Policy Debate and Future Directions
The looming premium increases are likely to reignite intense policy debates surrounding healthcare affordability and the future of the ACA. Consumer advocacy groups and healthcare experts are expected to voice strong concerns, urging policymakers to consider interventions. Potential solutions that could be debated include:
- Reinstatement of Enhanced Subsidies: Advocates may push for permanent reinstatement of the enhanced premium tax credits, arguing that they are essential for maintaining affordable coverage and a stable marketplace.
- Cost Containment Measures: There could be renewed focus on broader healthcare cost containment strategies, such as prescription drug price negotiation, hospital price transparency, and addressing provider consolidation.

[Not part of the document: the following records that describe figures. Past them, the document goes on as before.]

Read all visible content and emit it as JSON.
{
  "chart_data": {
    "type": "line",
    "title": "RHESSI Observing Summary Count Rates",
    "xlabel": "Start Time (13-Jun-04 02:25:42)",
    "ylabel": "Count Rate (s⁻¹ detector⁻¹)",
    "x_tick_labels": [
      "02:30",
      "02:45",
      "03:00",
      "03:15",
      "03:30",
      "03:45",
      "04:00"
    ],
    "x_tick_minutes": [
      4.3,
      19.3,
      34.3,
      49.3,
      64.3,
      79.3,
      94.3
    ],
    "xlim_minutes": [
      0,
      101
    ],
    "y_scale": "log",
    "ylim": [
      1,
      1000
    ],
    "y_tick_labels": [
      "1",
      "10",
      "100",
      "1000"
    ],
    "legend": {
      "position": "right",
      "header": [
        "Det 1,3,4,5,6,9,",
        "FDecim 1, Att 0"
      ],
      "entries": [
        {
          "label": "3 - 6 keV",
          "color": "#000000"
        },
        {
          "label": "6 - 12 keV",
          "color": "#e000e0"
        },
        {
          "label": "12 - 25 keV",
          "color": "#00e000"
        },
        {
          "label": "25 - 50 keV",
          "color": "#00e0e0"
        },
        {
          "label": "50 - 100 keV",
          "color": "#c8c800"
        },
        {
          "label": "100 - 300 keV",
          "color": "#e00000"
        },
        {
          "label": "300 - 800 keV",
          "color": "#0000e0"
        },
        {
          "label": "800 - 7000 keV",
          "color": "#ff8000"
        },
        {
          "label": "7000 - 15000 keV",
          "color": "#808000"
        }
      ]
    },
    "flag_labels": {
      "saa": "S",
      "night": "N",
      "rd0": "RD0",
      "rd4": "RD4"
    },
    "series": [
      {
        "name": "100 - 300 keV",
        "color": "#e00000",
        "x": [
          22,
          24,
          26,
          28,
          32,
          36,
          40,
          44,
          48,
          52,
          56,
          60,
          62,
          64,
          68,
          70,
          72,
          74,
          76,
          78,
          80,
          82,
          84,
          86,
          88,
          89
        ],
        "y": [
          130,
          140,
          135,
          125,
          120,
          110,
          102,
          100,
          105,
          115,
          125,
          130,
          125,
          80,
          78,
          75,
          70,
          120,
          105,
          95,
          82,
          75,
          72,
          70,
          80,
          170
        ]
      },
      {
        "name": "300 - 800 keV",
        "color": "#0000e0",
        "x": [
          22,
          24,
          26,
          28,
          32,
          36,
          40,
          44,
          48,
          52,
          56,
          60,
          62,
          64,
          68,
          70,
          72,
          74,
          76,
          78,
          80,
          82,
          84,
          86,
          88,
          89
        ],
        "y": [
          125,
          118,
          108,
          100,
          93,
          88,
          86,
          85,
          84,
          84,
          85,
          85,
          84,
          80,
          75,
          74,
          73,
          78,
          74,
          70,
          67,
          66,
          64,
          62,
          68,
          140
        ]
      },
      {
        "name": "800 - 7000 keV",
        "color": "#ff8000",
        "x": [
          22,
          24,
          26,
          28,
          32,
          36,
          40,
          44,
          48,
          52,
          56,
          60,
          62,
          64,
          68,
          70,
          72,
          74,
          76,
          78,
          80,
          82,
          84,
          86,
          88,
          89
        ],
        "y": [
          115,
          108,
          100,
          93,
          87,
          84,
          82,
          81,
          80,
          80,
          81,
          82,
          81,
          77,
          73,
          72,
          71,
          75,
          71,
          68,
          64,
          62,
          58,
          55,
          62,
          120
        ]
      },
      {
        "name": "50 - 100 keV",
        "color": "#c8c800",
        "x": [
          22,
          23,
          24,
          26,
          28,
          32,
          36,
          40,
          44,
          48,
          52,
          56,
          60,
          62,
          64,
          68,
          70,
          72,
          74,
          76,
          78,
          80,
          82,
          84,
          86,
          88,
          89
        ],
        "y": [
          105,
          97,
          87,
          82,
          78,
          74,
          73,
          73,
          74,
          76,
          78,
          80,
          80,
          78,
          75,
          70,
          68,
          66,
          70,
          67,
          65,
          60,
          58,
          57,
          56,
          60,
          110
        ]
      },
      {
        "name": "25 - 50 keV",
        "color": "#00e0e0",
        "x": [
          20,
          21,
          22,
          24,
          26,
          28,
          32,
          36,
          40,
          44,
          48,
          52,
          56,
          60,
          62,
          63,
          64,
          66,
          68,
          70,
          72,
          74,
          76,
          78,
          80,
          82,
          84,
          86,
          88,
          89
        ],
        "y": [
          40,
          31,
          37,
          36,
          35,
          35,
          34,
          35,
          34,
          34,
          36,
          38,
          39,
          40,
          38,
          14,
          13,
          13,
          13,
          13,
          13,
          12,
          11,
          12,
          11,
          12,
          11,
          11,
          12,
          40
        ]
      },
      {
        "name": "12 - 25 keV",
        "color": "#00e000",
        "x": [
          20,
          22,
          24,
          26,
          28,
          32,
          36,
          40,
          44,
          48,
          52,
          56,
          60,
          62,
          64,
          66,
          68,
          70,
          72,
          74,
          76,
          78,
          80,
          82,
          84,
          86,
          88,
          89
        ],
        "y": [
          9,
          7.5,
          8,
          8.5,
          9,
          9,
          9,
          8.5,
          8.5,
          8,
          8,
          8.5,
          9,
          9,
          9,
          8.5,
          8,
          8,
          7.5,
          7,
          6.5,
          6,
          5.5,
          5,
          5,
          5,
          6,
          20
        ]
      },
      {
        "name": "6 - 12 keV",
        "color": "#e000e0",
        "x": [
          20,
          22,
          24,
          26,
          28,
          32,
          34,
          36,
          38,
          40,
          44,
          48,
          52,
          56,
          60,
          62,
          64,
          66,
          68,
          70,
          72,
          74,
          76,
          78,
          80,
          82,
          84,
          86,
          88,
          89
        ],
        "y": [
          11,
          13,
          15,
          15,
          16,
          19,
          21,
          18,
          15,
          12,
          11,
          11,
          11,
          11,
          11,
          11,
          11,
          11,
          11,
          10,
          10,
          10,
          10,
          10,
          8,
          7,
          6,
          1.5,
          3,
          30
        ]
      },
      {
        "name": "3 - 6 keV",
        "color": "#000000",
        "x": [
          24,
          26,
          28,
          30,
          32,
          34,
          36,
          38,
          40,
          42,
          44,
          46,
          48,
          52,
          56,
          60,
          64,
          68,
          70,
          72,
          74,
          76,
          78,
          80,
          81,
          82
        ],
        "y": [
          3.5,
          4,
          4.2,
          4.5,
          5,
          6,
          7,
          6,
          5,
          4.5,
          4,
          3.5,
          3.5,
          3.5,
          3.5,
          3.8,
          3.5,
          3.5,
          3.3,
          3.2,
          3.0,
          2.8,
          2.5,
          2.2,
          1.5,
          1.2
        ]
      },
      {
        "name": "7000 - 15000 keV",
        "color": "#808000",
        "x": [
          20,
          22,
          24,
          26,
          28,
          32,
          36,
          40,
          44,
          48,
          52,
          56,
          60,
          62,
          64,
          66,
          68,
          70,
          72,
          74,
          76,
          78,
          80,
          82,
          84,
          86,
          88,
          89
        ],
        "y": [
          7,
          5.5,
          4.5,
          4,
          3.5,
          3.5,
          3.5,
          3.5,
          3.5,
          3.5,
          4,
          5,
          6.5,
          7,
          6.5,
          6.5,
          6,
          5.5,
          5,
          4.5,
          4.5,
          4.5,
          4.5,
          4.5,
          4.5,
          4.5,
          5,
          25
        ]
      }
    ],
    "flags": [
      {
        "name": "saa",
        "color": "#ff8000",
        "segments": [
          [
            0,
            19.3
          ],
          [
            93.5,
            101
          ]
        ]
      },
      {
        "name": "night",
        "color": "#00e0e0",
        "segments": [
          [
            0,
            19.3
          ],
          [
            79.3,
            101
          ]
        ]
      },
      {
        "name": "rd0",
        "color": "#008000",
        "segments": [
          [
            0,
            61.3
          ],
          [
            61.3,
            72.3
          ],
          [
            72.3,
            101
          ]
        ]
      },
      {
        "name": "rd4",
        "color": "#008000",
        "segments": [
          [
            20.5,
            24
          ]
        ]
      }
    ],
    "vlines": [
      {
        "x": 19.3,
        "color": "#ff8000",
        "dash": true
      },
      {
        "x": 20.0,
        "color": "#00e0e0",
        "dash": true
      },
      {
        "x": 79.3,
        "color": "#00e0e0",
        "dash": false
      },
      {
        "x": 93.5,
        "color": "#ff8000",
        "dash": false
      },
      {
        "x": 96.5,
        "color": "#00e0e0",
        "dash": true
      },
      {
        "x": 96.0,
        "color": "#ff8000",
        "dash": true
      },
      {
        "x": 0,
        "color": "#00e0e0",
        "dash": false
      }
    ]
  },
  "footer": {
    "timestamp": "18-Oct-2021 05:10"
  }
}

- State-Level Initiatives: Some states might explore or expand their own reinsurance programs or state-funded subsidy programs to mitigate premium increases within their borders.
- Regulatory Adjustments: A review of the federal regulatory framework impacting insurers could be undertaken to identify areas where adjustments could help stabilize markets without compromising consumer protections.
The current situation highlights the inherent tension between comprehensive coverage, affordability, and market dynamics. While the ACA has significantly expanded health insurance access, the mechanisms for maintaining affordability remain a moving target, heavily influenced by legislative decisions and the underlying economics of healthcare.
Conclusion
The proposed median 14% premium increase for ACA Marketplace plans in 2027, following a likely similar jump in 2026, represents a critical juncture for the U.S. health insurance landscape. Driven by the confluence of escalating healthcare service costs, the expiration of vital affordability subsidies, and certain regulatory shifts, these increases threaten to roll back gains in health insurance access and affordability. The adverse selection resulting from the EPTC expiration underscores the fragility of market dynamics when financial incentives shift dramatically. As state regulators review these preliminary filings, the decisions made will have profound consequences for millions of Americans seeking affordable health coverage. The challenge for policymakers will be to navigate these complex economic realities while striving to ensure that the promise of accessible and affordable healthcare remains within reach for all.